La doctora del centro de salud pública de la calle Segre, en Chamartín, intentó disuadirme: “¿Por qué te operas en Barcelona, si en Madrid hay muy buenos médicos?”. Hasta que su insistencia empezó a resultar improcedente. Me parecía estar hablando con una promotora de marketing para que la gente se arregle los huesos en Madrid; en veinte años no me habían planteado tal dilema, ni con los partos. La política ha entrado en los dispensarios. Tras su empeño en convencerme, me mandó a que me dieran la baja en el centro de mi madre, tal cual. Así que me instalé durante ocho días en Barcelona, mitad turista, mitad paciente. Llovía y las estelades chorreaban entre geranios. En el supermercado atendían pakistaníes; una mamma siciliana y su hijo preparaban pasta al pesto rosso; y los conductores de los Mytaxi que me condujeron por la ciudad eran, sin excepción, magrebíes o asiáticos. Conversé con una asistenta brasileña, y un enfermero malagueño que hablaban un catalán de TV3. En los palmos cotidianos me encontraba con esos otros habitantes fijos de procedencia diversa que hoy conforman la nueva Barcelona. Viven a gusto aquí, me contaban. ¿Inmigrantes? Su patria permanece envasada al vacío.

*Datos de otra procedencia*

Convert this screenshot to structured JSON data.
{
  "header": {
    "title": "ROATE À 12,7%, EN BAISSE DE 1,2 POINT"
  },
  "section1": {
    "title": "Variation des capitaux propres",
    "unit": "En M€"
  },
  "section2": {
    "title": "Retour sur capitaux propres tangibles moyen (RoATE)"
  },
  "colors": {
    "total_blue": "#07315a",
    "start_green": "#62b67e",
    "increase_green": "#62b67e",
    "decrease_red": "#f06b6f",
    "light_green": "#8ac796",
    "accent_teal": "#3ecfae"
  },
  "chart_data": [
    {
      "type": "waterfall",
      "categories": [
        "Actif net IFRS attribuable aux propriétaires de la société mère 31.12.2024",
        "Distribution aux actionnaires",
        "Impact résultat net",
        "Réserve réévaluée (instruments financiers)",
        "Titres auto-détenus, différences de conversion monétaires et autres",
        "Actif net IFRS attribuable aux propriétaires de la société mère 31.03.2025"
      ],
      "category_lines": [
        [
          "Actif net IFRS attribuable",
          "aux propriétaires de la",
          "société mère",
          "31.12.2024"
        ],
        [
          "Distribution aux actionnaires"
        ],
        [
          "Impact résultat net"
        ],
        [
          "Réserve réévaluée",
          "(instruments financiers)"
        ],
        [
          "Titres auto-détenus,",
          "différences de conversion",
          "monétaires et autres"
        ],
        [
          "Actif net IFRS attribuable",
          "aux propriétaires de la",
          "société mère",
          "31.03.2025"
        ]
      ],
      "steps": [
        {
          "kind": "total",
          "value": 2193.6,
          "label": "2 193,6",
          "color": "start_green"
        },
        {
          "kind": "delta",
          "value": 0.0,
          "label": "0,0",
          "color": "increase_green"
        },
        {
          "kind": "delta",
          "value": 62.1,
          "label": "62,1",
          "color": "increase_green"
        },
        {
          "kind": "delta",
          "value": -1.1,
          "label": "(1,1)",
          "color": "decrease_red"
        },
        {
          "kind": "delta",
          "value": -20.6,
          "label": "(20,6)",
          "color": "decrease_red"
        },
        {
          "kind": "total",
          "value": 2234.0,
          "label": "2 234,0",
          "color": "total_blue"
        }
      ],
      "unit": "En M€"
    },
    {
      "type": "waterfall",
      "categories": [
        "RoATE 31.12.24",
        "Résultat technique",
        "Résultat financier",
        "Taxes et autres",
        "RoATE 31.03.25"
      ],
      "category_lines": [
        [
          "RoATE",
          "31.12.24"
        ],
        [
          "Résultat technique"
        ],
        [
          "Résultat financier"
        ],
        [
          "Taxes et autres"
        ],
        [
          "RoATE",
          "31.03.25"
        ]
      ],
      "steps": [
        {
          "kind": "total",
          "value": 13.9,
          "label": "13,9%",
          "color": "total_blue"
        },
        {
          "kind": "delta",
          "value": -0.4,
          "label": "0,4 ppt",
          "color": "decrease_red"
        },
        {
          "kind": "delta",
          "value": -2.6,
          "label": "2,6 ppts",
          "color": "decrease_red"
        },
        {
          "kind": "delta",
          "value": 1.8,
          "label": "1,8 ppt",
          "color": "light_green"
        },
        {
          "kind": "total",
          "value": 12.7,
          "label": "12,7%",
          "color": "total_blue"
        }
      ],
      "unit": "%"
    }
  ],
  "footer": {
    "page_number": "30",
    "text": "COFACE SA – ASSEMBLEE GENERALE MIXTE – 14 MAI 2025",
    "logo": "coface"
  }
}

Por ello celebré que el president Torra, al que en los medios de comunicación ya han llamado fascista, xenófobo, supremacista, gilipollas o muñeco, recurriera a Palau i Fabre para hablar del extranjero que todos llevamos dentro. “Soc d’aquí/soc estranger. Qui no és estranger en algun àmbit? Qui no se sent diferent als altres en algun moment? La consciència de la pròpia estrangeria ens ajuda a empatitzar amb l’altre: el nouvingut, el singular o el divers en algun aspecte de la seva vida”.
Hubo unos años en los que bastaba la coletilla de internacional para sofisticar cualquier oferta, ya fuese la cocina o el simposio. Costumbrismo y complejos fueron barridos en favor de una mundialización que aún parecía la panacea. Hasta que el ciudadano del mundo dejó de ser ideal para convertirse en el resultado de un modelo global único: el económico. En los noventa, pensadores como Ulrich Beck o Roland Robertson desarrollaron el concepto de lo glocal: “pensar globalmente para actuar localmente”. Suena a beneficio generalizado, aunque en la práctica no haya sido ni tan responsable ni tan exitoso y se haya quedado en un pensar a lo grande.
La acusación del supremacismo catalán aumenta de volumen: menos africanos que los españoles, una raza superior… El discurso vende en el resto de España. Hará falta que Torra repita mucho lo de empatizar con el otro, además de aceptar la extranjería, tanto la existencial como la legal, nudo gordiano del engranaje social: esa nueva identidad plural que ha transformado el paisaje humano.